EL SEGUNDO -- Apparently, flopping isn’t limited to the NBA.
According to Phoenix Coyotes coach Dave Tippett, the NHL is falling into the same trap that has been a hot topic in the NBA playoffs. Players are exaggerating contact in an effort to coax referees into calling penalties. He indirectly accused the Los Angeles Kings of engaging in such theatrics during their Game 3 victory Thursday night at Staples Center, giving them a commanding 3-games-to-none lead in the best-of-seven Western Conference finals.
His description: Embellishment.
“The game is turning a little dishonest and it’s embellishment by the players,” he said following the 2-1 loss. “When it’s done well, it’s very hard for the referees, very hard, because if you fall down near the boards, or drop your stick or throw your head back, you’re putting the referee in a very tough situation.”
Asked about those comments Friday morning, a few of the Kings answered as if they were watching a different series.
“[Tippett] kind of cut the refs down, too, and they have the best of the best here,” second-line center Mike Richards said. “They know what’s embellishment and what’s not. I thought they’ve called a pretty good game.”
The Kings have been awarded 17 power plays in the series, compared to 10 for the Coyotes, and L.A. has scored twice with the man advantage. Phoenix, meanwhile, is still looking for its first power-play goal. The Kings also had more power plays against the Vancouver Canucks and St. Louis Blues in the first two rounds of the playoffs.
Kings defenseman Rob Scuderi said the disparity in power plays could lead to some finger-pointing by the opposition, but the Kings have done a better job in the postseason of staying out of the penalty box.
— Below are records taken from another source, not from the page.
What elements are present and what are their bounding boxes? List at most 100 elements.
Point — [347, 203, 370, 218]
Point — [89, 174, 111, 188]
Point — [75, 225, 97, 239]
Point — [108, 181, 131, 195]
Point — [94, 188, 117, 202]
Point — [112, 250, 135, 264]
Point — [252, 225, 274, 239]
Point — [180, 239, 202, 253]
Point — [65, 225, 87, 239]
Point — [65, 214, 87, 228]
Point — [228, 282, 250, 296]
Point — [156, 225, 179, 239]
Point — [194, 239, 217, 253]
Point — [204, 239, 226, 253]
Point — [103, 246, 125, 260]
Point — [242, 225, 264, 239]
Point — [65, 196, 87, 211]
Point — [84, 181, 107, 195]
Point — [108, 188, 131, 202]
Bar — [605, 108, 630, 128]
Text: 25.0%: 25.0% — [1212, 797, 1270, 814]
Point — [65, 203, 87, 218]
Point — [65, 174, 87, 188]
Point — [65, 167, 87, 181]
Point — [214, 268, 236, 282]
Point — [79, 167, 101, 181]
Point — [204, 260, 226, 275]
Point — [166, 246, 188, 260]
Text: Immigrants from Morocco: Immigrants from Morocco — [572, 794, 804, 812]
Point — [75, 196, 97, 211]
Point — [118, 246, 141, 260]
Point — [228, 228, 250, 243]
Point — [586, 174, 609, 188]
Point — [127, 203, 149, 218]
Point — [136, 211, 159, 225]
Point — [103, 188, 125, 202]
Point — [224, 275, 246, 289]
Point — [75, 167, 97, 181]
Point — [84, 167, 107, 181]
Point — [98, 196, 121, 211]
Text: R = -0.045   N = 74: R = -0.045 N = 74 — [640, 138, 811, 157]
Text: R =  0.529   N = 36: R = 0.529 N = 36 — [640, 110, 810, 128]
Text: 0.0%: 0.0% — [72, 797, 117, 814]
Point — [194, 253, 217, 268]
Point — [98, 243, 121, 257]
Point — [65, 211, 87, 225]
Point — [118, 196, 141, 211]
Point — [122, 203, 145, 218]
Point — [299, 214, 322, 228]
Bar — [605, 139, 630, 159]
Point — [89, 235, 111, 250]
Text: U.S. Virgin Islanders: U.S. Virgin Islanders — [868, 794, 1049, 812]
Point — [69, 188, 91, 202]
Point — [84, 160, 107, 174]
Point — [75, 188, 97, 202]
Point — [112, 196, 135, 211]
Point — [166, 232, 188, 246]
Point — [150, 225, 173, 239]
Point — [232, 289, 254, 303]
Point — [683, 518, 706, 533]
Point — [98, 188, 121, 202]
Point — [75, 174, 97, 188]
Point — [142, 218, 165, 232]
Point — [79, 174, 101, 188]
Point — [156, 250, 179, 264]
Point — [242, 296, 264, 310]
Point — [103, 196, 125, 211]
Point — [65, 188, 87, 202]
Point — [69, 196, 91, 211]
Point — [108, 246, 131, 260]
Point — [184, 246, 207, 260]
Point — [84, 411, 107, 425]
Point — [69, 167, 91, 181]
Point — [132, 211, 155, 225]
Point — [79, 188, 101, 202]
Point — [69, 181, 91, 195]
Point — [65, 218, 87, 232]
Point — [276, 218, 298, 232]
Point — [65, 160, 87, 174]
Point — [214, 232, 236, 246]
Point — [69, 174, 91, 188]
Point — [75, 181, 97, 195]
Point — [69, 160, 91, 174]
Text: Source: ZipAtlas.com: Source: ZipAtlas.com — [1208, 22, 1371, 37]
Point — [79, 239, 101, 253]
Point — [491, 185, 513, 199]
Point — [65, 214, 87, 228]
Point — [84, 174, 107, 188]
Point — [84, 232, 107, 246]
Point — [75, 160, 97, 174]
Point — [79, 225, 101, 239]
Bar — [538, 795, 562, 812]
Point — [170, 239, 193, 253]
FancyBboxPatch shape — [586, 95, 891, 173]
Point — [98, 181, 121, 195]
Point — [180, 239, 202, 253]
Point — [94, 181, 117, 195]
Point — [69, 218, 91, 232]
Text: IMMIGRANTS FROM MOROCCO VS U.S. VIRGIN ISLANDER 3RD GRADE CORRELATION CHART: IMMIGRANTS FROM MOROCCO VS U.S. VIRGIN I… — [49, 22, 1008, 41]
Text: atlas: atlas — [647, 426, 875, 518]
Most notably, they’ve limited the retaliation penalties that usually occur during a post-whistle scrum.
A prime example came in Game 3, when the Coyotes twice went to the box for unreciprocated roughing penalties, putting the Kings on the power play
“Whoever has more power plays that game is going to be happy and whoever has less is going to think the other team embellished,” Scuderi said. “We’ve been on the other end of it at times and felt that we were shortchanged. Apparently, in this series, it’s the other way around.”
The Kings were called for a diving penalty in Game 2, but that left many in the locker room scratching their heads. Dustin Brown was blindsided by a slash across the back of his legs by Phoenix goalie Mike Smith, immediately dropping him to the ice. Brown vehemently disagreed with the diving call.
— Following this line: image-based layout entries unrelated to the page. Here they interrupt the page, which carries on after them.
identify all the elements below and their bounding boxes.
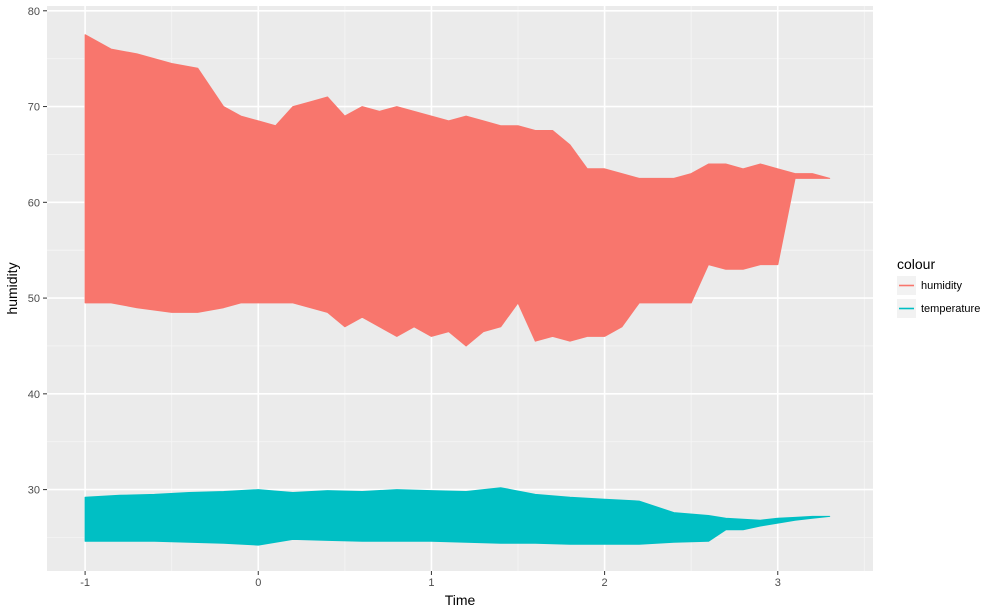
legend-label-humidity: humidity (921, 280, 962, 292)
series-temperature-ribbon (84, 487, 831, 546)
legend-title: colour (897, 256, 935, 272)
y-tick-label: 60 (28, 197, 40, 209)
y-axis-title: humidity (4, 262, 20, 314)
series-humidity-ribbon (84, 34, 831, 347)
x-tick-label: -1 (80, 577, 90, 589)
x-axis-title: Time (445, 592, 476, 608)
y-tick-label: 40 (28, 389, 40, 401)
y-tick-label: 30 (28, 485, 40, 497)
x-axis: -1 0 1 2 3 (80, 571, 781, 589)
y-tick-label: 50 (28, 293, 40, 305)
series-layer (84, 34, 831, 546)
x-tick-label: 3 (775, 577, 781, 589)
y-axis: 30 40 50 60 70 80 (28, 6, 47, 497)
y-tick-label: 70 (28, 102, 40, 114)
x-tick-label: 1 (428, 577, 434, 589)
x-tick-label: 0 (255, 577, 261, 589)
legend-label-temperature: temperature (921, 303, 980, 315)
legend: colour humidity temperature (897, 256, 980, 318)
x-tick-label: 2 (602, 577, 608, 589)
y-tick-label: 80 (28, 6, 40, 18)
“I still don’t understand, watching the clip, but most refs haven’t been slashed in the back of the leg, either,’’ Brown said the day after Game 2.
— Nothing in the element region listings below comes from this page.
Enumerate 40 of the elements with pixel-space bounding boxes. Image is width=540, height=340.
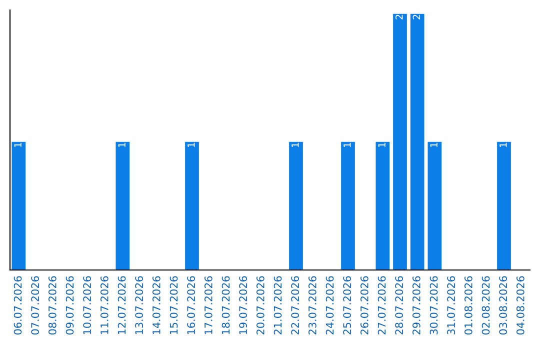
x-tick-label: 01.08.2026 <box>464 276 472 335</box>
x-tick-label: 27.07.2026 <box>378 276 386 334</box>
x-tick-label: 07.07.2026 <box>31 276 40 335</box>
data-label: 1 <box>344 142 351 148</box>
x-tick-label: 14.07.2026 <box>152 276 160 334</box>
data-label: 1 <box>188 142 195 148</box>
data-label: 2 <box>412 14 420 20</box>
x-tick-label: 20.07.2026 <box>256 276 264 334</box>
x-tick-label: 17.07.2026 <box>204 276 212 334</box>
x-tick-label: 19.07.2026 <box>239 276 248 334</box>
data-label: 1 <box>378 142 386 148</box>
x-tick-label: 29.07.2026 <box>412 276 420 334</box>
x-tick-label: 21.07.2026 <box>274 276 282 334</box>
x-tick-label: 08.07.2026 <box>48 276 56 335</box>
x-tick-label: 28.07.2026 <box>395 276 404 334</box>
x-tick-label: 03.08.2026 <box>499 276 508 335</box>
data-label: 1 <box>292 142 299 148</box>
data-label: 1 <box>14 142 22 148</box>
x-tick-label: 23.07.2026 <box>308 276 316 334</box>
x-tick-label: 26.07.2026 <box>360 276 368 334</box>
x-tick-label: 06.07.2026 <box>14 276 22 335</box>
data-label: 1 <box>430 142 438 148</box>
x-tick-label: 25.07.2026 <box>343 276 352 334</box>
data-label: 1 <box>118 142 126 148</box>
data-label: 1 <box>500 142 507 148</box>
x-tick-label: 09.07.2026 <box>66 276 74 335</box>
x-tick-label: 31.07.2026 <box>447 276 456 334</box>
x-tick-label: 12.07.2026 <box>118 276 126 334</box>
x-tick-label: 04.08.2026 <box>516 276 524 335</box>
x-tick-label: 22.07.2026 <box>291 276 300 334</box>
x-tick-label: 10.07.2026 <box>83 276 92 334</box>
x-tick-label: 11.07.2026 <box>100 276 108 334</box>
data-label: 2 <box>395 14 403 20</box>
x-tick-label: 13.07.2026 <box>135 276 144 334</box>
x-tick-label: 18.07.2026 <box>222 276 230 334</box>
x-tick-label: 30.07.2026 <box>430 276 438 334</box>
x-tick-label: 15.07.2026 <box>170 276 178 334</box>
x-tick-label: 16.07.2026 <box>187 276 196 334</box>
x-tick-label: 02.08.2026 <box>482 276 490 335</box>
x-tick-label: 24.07.2026 <box>326 276 334 334</box>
Kings coach Darryl Sutter said he usually talks with referees before a series to point out which players have a tendency to embellish contact. He said the Vancouver series had the most dives, but each series has gotten increasingly better.
“Supervisors and/or referees will come over and say, ‘You’ve got to cool it, next time it’s a dive,'“ Sutter said. “I haven’t heard that yet this series and, quite honestly, it really hasn’t been a part of it.”
Tippett, meanwhile, said during a conference call Friday afternoon that he's ready to turn the page.
“I’ve said my piece on embellishment,” he said. “Give L.A. credit, they’ve played very well.”